Microlending is the provision of small, low-interest loans to low-income individuals and groups. The practice is one element of microfinance -- the provision of banking services to customers that lack access to traditional financial services, usually because of poverty.
Microloans are provided as a way of enabling lower-wealth entrepreneurs and business owners to improve their earning power through the acquisition of needed resources. Microloans are more commonly given to women because of greater perceived need and also, statistically, their better record of paying back loans.
Bangladeshi banker Muhammad Yumis invented the microlending model in 1983 when he founded the Grameen Bank in the town of Jobra. Yumis initially used his own money to provide microloans to people in need. Before microlending, such people had few options other than loan sharks, and borrowing from loan sharks almost inevitably left them worse off than before. Yumis won a Nobel Peace Prize in 2006 for his social efforts.
The microlending model has expanded into large, profit-driven financial institutions. In 2015, there were over 125 million recipients of microloans, of which 80 percent of which were women. The total of these loans was $5.2 billion.
This transition of microlending from small lenders to big banks has involved some changes to address the low margin and high cost of processing these loans. For example, banks have begun loaning to groups rather than individuals to reduce the cost per loan. Group lending also increases the likelihood of payback because of the effect of peer pressure.
Non-profit organizations (NPO) that offer microlending may offer better hope for the success of the model.
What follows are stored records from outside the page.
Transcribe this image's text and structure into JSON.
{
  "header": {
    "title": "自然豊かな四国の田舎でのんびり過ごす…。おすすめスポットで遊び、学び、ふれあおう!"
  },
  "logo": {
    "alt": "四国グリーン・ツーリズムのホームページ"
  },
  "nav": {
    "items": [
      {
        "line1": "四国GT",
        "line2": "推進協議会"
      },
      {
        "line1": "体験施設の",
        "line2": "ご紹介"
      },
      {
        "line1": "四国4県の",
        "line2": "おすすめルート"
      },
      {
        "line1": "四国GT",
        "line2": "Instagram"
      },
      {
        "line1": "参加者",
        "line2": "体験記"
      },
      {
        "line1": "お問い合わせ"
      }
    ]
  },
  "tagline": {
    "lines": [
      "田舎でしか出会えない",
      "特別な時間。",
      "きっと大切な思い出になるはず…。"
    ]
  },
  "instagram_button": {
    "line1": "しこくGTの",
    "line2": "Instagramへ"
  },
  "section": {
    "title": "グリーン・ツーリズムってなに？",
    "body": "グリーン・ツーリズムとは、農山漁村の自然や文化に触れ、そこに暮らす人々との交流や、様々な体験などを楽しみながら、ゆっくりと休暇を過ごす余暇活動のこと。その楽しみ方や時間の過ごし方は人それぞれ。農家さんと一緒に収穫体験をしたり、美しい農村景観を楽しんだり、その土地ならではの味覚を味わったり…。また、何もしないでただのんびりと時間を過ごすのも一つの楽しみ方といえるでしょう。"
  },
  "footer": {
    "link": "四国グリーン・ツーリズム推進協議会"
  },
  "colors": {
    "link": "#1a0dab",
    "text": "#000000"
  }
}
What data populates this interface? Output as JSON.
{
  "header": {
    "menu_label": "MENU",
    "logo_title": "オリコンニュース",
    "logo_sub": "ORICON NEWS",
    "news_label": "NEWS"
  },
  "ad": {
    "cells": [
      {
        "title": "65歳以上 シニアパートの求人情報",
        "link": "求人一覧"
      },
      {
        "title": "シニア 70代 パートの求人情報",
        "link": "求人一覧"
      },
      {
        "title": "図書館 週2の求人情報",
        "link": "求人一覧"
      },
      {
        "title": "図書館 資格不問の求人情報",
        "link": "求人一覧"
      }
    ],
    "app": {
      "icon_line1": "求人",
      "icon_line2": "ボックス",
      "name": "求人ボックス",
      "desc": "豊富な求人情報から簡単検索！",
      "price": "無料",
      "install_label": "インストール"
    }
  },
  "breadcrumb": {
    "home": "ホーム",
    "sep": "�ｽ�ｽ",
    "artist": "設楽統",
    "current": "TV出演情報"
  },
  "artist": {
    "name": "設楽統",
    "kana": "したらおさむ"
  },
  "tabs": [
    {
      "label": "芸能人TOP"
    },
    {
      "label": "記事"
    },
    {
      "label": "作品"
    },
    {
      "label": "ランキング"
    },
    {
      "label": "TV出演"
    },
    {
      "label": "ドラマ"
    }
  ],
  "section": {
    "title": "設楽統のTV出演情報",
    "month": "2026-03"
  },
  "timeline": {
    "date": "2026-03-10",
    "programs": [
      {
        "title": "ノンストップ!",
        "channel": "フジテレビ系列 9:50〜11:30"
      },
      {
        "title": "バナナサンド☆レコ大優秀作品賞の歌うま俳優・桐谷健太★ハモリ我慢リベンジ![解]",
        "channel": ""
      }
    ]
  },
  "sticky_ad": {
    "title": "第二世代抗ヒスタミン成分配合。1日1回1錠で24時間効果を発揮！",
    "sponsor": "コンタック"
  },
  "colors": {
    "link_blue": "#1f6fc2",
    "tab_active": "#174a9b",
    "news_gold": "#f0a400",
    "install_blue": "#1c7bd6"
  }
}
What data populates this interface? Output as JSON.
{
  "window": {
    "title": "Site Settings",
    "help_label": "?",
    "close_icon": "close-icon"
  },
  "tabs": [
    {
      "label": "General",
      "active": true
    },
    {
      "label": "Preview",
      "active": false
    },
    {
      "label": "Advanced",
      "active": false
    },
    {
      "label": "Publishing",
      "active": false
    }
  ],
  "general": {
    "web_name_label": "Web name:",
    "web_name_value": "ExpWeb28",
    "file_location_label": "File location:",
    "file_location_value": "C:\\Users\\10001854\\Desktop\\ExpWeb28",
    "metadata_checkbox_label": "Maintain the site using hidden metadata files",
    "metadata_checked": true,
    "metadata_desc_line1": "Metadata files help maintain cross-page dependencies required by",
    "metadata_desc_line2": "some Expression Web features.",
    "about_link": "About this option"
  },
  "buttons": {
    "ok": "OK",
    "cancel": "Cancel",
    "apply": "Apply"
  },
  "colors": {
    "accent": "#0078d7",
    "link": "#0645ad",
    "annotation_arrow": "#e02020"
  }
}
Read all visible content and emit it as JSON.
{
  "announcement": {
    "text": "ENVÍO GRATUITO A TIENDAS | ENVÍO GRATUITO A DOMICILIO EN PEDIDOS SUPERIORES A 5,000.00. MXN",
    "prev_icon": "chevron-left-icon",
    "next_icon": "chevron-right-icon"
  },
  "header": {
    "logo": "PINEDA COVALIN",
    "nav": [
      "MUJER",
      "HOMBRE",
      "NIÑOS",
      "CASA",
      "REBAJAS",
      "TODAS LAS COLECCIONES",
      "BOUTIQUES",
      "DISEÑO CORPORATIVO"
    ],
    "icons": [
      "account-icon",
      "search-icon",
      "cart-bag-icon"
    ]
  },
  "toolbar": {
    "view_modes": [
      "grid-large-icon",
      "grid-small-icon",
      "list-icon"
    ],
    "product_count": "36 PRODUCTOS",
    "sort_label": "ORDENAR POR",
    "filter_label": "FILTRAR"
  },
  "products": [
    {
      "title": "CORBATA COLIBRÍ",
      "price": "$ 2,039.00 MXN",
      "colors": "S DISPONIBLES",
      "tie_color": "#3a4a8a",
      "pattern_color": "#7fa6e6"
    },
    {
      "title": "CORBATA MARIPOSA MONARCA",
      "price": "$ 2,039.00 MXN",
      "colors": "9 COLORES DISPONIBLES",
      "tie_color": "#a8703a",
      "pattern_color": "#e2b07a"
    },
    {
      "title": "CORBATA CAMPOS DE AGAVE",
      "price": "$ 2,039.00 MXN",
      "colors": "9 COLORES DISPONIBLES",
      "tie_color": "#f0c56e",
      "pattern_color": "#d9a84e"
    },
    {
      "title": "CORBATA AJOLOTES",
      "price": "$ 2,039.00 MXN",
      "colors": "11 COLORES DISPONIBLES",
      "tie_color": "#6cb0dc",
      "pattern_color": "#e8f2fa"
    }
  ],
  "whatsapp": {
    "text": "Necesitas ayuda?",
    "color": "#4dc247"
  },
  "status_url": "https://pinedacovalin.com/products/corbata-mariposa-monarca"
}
A non-profit called Kiva offers funds from private individuals who choose to loan through its service. The organization boasts one of the highest microloan payback rates among all providers, despite the fact that the organization suggests that lenders write off unpaid loans as charitable donations.
Critics of microlending point out that it doesn’t elevate the overall status of low-income groups, despite anecdotal successes. Studies compiled by the American Economic Journal: Applied Economics indicate that many who manage to pay back the loans still get locked into exploitive debt cycles. On average, the economic situation of those receiving microloans has not been enhanced, according to the journal’s research, and the profitability of the businesses rarely improved.